Einen Raunen geht durch die Menge. Ich spiele mit und sehe Violet geschockt an.
„Ich finde, mit dieser Entdeckung sollten wir vielleicht über ihre letzte Aussage überdenken", Julius steht überraschend auf und schaut demonstrativ zu Lorenz. „Ich klage offiziell Lorenz an ein Werwolf zu sein."
„Für Anklagen ist es noch zu früh", wendet Marie ein. „Wir haben noch nicht genug Beweise."
„Ich finde, Annas Aussage ist Beweis genug", springt Violet Julius bei. Ihr Blick huscht zu mir, doch ich betrachte eingehend den Fußboden. Wenn ich mich jetzt neben sie stelle, werden wir als Team gesehen. Das ist gefährlich.
„Sie hat eindeutig gesagt, dass Linas Tod den Werwölfen in die Hände spielt und dennoch hat Lorenz seine Anklage nicht zurück gezogen, fragt sich, warum?", aus schmalen Augen mustert Violet Lorenz, der nur mit verschränkten Armen dasitzt und ein Lächeln auf den Lippen hat. „Ich finde das alles sehr verdächtig."
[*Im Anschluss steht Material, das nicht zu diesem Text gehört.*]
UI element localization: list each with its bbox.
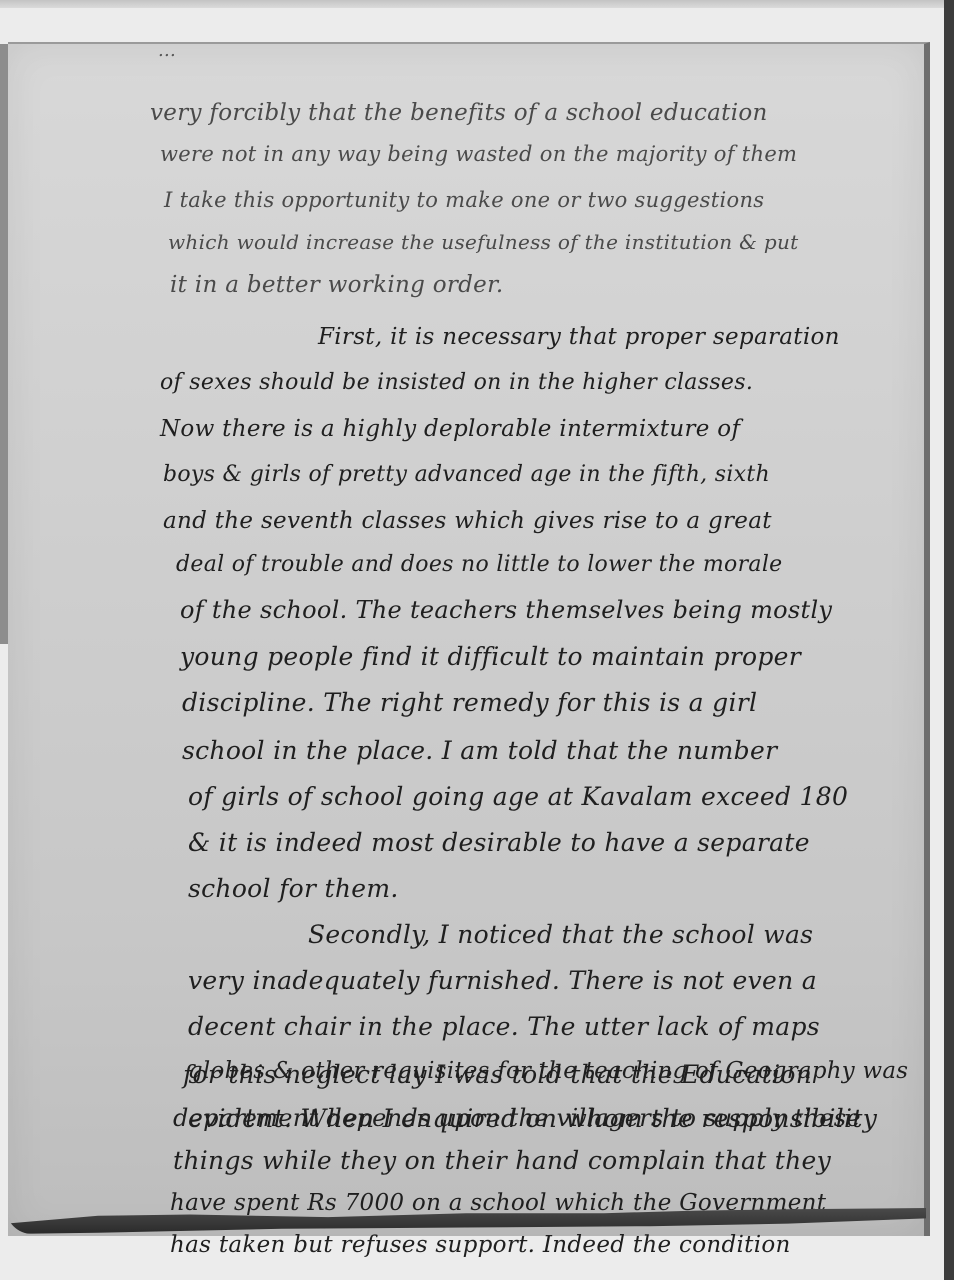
text-line: department depends upon the villagers to… [173,1104,861,1132]
text-line: has taken but refuses support. Indeed th… [170,1232,791,1258]
right-frame-edge [944,0,954,1280]
text-line: for this neglect lay I was told that the… [183,1060,812,1089]
handwritten-text-lower: for this neglect lay I was told that the… [8,42,924,1234]
text-line: things while they on their hand complain… [173,1146,831,1175]
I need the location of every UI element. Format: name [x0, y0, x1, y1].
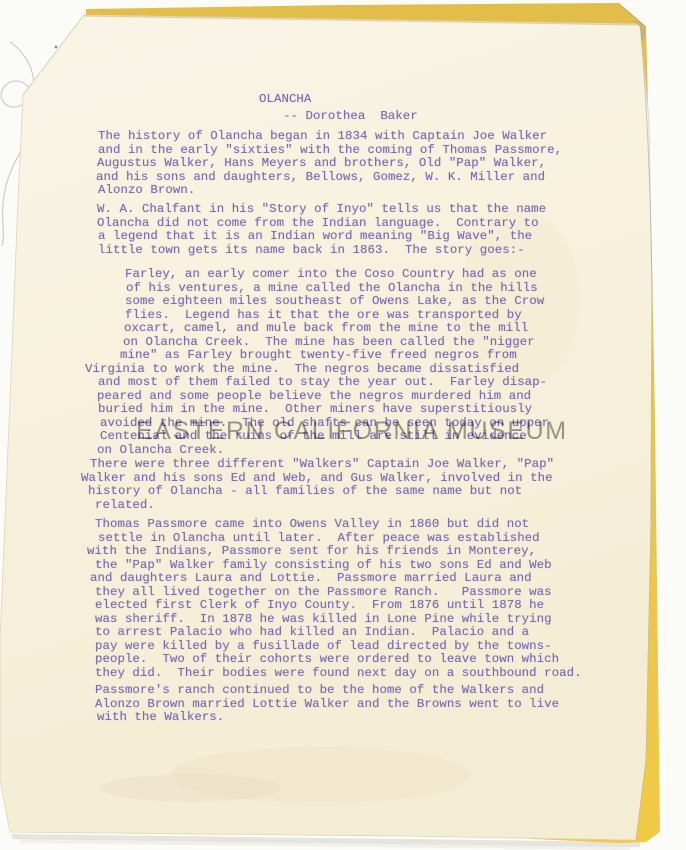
typewritten-line: There were three different "Walkers" Cap… — [90, 458, 554, 472]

„Wenn das so ist", gibt Marie nach. „Lorenz, steht bitte auf, du bist angeklagt." Sein Grinsen verrutscht, als er nun aufsteht und sich neben Marie stellt. Leise redet er eindringlich auf sie ein, doch sie blockt ihn offensichtlich ab. „Noch weitere Anklange?"
Keine Meldung.
„Dann zu Abstimmung. Alle, die dafür sind, dass Lorenz ein Werwolf ist, heben jetzt bitte die Hand", neben Violet und Julius melden sich auch Tom, Marie und Lukas. Zögerlich hebe ich schließlich mit Adrian und Mareike die Hand. Mehr sind wir nicht und welche Wahl habe ich? Wenn ich gegen Lorenz stimme erwischt es mich bei der nächsten Abstimmung. „Die Gegenprobe, wer ist dagegen oder enthält sich?" Lorenz meldet sich.
„Lorenz, du bist mit einem sehr eindeutigen Ergebnis zum Tod verurteilt worden. Ich werde heute Abend um zehn auf dich warten", damit lässt Marie ihn stehen.
„Lass uns fahren", ich greife nach Violets Hand und ziehe sie mit mir aus dem Raum.
„Das Spiel hat begonnen, kleiner Stern." Der Schattenmann taucht an meiner Seite auf, doch ich werfe ihm nur einen genervten Blick zu. Jetzt ist nicht der richtige Zeitpunkt. Sofort verschwindet er in einer Rauchwolke.